One difference between our study and other studies was the use of RIAC as an option for the management of pancreatic carcinoma. Theoretically, RIAC could improve disease control for patients with pancreatic carcinoma by delivering high concentrations of chemotherapeutic agents to the tumor bed and liver, and it did not increase the toxicity when compared to systemic chemotherapy [12]. However, there is no consensus on the benefit of this therapy [12-14]. For example, some studies have reported improved survival in patients with resectable pancreatic carcinoma and reduced risk of liver metastasis [12,13]. In contrast, a prospective randomized controlled trial did not demonstrate the survival and local control benefit of adjuvant RIAC and RT after surgery in patients with pancreatic carcinoma [14]. Our study showed OS and DFS improvement by adding postoperative RIAC as part of the adjuvant therapy. However, the benefit of RIAC for pancreatic carcinoma needs to be interpreted with caution, because the retrospective nature of this study and the small number of included patients.

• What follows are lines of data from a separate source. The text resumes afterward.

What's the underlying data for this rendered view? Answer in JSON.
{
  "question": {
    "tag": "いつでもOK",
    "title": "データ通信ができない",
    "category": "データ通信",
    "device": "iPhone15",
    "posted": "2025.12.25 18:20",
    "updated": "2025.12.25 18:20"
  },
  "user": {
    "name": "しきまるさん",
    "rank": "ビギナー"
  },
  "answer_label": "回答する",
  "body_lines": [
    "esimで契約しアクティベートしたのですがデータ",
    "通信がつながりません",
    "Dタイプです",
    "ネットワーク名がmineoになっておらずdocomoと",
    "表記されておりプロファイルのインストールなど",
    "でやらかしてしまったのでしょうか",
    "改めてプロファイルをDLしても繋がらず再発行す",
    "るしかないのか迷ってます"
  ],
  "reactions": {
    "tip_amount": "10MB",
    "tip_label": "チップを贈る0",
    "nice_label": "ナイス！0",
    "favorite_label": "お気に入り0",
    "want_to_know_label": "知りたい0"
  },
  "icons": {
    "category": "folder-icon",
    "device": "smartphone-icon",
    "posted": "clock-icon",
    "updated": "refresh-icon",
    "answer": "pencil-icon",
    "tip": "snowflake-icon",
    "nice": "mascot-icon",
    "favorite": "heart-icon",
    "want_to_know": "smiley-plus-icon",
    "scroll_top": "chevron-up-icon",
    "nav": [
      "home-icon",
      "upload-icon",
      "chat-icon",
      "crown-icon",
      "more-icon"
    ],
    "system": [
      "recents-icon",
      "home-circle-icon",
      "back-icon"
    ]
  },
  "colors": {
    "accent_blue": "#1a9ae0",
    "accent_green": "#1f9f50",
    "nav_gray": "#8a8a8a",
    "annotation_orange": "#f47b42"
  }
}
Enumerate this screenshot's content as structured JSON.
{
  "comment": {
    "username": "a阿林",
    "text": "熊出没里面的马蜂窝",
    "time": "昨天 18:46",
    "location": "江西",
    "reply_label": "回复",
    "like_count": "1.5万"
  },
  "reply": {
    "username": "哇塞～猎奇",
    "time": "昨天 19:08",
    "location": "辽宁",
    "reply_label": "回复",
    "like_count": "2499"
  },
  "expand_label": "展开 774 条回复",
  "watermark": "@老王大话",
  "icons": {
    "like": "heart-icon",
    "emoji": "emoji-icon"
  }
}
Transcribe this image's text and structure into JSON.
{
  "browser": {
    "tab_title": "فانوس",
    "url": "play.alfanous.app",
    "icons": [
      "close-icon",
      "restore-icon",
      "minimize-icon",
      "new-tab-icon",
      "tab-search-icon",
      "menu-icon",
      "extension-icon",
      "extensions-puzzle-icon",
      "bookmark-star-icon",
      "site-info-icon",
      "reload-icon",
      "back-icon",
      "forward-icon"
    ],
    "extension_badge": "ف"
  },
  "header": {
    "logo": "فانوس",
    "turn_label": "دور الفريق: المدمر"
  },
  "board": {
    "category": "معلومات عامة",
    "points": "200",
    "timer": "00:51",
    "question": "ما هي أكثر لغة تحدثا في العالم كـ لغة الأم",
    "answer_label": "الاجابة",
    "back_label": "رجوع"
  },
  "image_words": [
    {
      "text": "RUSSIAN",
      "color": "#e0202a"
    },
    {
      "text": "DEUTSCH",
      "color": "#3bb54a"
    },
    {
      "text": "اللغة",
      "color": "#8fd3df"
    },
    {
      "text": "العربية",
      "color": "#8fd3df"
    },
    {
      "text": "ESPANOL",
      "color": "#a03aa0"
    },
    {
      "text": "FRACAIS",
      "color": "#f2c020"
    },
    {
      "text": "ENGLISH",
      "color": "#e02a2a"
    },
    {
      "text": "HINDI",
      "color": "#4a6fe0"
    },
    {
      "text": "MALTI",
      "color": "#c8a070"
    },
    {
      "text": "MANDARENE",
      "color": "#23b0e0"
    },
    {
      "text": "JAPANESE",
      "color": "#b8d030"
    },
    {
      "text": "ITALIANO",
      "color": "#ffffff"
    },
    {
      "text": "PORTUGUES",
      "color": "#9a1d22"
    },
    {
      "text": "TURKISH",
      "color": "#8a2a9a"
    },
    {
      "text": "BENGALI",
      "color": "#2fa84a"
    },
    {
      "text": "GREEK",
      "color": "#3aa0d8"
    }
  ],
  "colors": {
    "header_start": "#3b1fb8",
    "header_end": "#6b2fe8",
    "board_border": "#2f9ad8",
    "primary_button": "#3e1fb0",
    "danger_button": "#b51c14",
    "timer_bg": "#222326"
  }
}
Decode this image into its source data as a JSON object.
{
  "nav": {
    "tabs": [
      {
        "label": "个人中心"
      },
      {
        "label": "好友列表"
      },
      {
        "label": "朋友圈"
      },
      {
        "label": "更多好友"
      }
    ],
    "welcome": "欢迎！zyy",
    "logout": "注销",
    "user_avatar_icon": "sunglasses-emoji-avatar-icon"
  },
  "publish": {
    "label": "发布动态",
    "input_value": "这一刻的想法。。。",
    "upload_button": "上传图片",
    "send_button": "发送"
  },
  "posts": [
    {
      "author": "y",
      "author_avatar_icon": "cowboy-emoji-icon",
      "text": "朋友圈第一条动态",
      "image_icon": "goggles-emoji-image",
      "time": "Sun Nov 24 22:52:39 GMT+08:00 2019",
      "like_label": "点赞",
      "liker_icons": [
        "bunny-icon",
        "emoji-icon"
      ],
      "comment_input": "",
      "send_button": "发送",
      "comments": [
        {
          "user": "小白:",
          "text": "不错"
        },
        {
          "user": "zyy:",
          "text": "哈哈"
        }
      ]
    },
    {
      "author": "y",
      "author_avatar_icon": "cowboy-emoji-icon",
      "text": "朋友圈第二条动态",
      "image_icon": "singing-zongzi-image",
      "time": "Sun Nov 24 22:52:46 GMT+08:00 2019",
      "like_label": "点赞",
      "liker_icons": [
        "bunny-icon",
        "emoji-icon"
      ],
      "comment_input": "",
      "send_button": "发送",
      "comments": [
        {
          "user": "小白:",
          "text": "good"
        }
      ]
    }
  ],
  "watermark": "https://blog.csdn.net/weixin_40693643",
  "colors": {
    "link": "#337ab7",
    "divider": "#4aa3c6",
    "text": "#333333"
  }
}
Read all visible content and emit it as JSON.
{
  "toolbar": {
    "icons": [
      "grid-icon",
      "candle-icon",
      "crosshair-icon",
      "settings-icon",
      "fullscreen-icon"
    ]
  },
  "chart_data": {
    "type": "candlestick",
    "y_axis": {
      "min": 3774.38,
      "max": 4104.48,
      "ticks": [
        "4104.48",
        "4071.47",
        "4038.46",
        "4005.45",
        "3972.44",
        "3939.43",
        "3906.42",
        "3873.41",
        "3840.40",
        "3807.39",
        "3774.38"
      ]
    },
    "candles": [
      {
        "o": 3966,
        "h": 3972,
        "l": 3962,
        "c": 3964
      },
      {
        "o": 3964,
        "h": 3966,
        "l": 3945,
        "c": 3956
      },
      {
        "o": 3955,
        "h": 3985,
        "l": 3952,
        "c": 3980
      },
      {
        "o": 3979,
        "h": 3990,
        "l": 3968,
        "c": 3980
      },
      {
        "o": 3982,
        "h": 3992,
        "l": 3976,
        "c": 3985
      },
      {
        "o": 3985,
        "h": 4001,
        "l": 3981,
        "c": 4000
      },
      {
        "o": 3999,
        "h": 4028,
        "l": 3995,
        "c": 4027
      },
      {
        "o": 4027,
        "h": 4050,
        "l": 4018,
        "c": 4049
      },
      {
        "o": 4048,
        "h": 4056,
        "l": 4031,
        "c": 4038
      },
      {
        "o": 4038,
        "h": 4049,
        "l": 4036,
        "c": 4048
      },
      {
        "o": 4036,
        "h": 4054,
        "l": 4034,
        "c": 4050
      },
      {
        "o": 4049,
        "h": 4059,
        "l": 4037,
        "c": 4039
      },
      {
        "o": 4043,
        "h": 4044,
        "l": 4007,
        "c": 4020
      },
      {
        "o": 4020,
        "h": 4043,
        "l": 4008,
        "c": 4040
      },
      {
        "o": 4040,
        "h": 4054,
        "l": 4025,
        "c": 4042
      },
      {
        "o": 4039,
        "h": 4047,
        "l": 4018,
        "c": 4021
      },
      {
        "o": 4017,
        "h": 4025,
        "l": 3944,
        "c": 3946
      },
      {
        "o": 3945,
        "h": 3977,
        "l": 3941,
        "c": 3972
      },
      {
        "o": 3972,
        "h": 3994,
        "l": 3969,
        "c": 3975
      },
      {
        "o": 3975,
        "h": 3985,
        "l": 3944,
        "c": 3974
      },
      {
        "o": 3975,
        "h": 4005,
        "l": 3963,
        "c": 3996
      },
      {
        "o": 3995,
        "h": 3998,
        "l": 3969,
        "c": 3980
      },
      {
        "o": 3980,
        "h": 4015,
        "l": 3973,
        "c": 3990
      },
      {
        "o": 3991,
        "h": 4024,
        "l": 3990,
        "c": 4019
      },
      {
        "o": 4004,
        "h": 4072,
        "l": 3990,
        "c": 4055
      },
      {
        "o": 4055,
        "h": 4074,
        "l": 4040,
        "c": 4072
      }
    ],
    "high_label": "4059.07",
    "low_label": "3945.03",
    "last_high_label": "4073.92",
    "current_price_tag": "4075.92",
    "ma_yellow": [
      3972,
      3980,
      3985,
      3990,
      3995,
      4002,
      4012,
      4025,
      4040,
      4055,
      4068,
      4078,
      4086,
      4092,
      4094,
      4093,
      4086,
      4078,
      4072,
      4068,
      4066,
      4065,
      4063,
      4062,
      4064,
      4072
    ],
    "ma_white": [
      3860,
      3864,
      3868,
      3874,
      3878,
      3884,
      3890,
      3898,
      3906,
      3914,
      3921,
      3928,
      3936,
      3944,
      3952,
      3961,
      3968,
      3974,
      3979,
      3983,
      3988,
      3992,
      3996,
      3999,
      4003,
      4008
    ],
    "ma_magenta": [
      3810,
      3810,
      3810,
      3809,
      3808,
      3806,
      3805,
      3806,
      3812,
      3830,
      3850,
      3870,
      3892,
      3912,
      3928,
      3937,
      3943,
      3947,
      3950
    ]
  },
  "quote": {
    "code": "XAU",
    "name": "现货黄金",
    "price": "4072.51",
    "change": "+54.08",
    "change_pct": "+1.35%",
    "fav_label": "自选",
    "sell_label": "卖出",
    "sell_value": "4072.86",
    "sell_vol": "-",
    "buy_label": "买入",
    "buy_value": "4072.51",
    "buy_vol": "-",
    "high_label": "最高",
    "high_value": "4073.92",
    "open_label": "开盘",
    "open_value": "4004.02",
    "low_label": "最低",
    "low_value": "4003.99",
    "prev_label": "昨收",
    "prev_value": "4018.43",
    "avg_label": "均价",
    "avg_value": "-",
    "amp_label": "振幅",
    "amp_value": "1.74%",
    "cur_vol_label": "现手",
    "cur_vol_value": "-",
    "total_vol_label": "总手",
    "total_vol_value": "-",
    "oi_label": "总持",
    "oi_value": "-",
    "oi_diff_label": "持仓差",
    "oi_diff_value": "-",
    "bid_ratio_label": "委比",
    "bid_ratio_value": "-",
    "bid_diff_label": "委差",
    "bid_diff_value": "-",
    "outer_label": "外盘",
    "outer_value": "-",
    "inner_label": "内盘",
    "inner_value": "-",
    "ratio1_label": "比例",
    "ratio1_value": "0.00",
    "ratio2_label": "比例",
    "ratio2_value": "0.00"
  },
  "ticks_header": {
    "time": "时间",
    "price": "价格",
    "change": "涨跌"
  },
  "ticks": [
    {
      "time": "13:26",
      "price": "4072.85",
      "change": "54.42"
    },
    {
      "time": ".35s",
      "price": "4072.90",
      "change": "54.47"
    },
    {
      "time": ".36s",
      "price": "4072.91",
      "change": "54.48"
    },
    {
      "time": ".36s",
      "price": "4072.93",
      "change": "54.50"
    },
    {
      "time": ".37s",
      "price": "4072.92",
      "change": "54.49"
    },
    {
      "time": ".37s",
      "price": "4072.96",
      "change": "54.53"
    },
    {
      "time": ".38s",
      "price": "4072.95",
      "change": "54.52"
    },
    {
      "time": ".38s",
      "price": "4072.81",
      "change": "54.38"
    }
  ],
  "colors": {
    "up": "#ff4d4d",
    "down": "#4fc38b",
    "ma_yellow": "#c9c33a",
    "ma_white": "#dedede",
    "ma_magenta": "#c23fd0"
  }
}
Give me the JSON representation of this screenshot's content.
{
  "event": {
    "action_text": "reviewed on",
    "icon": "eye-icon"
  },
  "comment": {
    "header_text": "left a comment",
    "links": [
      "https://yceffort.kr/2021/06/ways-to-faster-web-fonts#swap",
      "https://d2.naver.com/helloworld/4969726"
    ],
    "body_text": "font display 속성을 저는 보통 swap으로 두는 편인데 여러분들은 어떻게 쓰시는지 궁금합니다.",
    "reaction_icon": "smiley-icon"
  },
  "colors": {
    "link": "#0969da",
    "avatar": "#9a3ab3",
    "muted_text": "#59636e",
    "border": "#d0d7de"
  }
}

CA19-9 is the best tumor marker for the diagnosis of pancreatic carcinoma and monitoring patients after treatment. A few studies have shown that the serum CA19-9 value is an independent predictor of survival after resection [30,31]. In the RTOG 9704 study, postoperative serum CA-199 levels that were more than the dichotomized cutoff values of 180 U/mL and 90 U/mL were unfavorable predictors for OS in resected pancreatic carcinoma patients who underwent adjuvant chemoradiotherapy [31]. Our data, however, demonstrated that the postoperative pre-RT CA19-9 level was not an independent predictor of OS, and we defined a cutoff value of 37 U/mL as the upper limit of normal. When the cutoff value was set to 200 U/mL in our study, pre-RT serum CA19-9 level ≤200 U/mL was significantly associated with a better OS (p<0.05) in univariate analysis, with a median OS time of 28.9 months. It seems that using a cutoff value of CA19-9 much more than the upper limit of normal might be reasonable when determining prognostic significance. Given the small sample of included patients with pre-RT CA19-9 level >200 U/mL, we did not use that cutoff value for further analysis. However, our study showed that a postoperative pre-RT CA19-9 value of ≤37 U/mL was an independent favorable predictor for longer DFS in univariate and multivariate analyses. This result is consistent with that reported in the literature, which showed that postoperative CA19-9 values of ≤37 U/mL in patients with pancreatic carcinoma after surgery and adjuvant therapy was correlated with a better DFS, regardless of their initial CA 19-9 level [32].

Conclusions

CCRT was associated with a better OS than RT in patients with resected pancreatic carcinoma and was tolerated well. Furthermore, adding RIAC to RT or CCRT was associated with improved OS and DFS. CCRT and postoperative RIAC were favorable prognostic predictors of OS; pre-RT CA19-9 level ≤37 U/mL and postoperative RIAC were favorable prognostic predictors of DFS. We propose that postoperative RT should be one of the treatment options for these patients, but that it should be administered concurrently with chemotherapy. We also recommend that RIAC be integrated into the treatment regimen. As our study was retrospective in nature, with a limited number of patients, a prospective clinical trial is needed to clarify the best treatment options.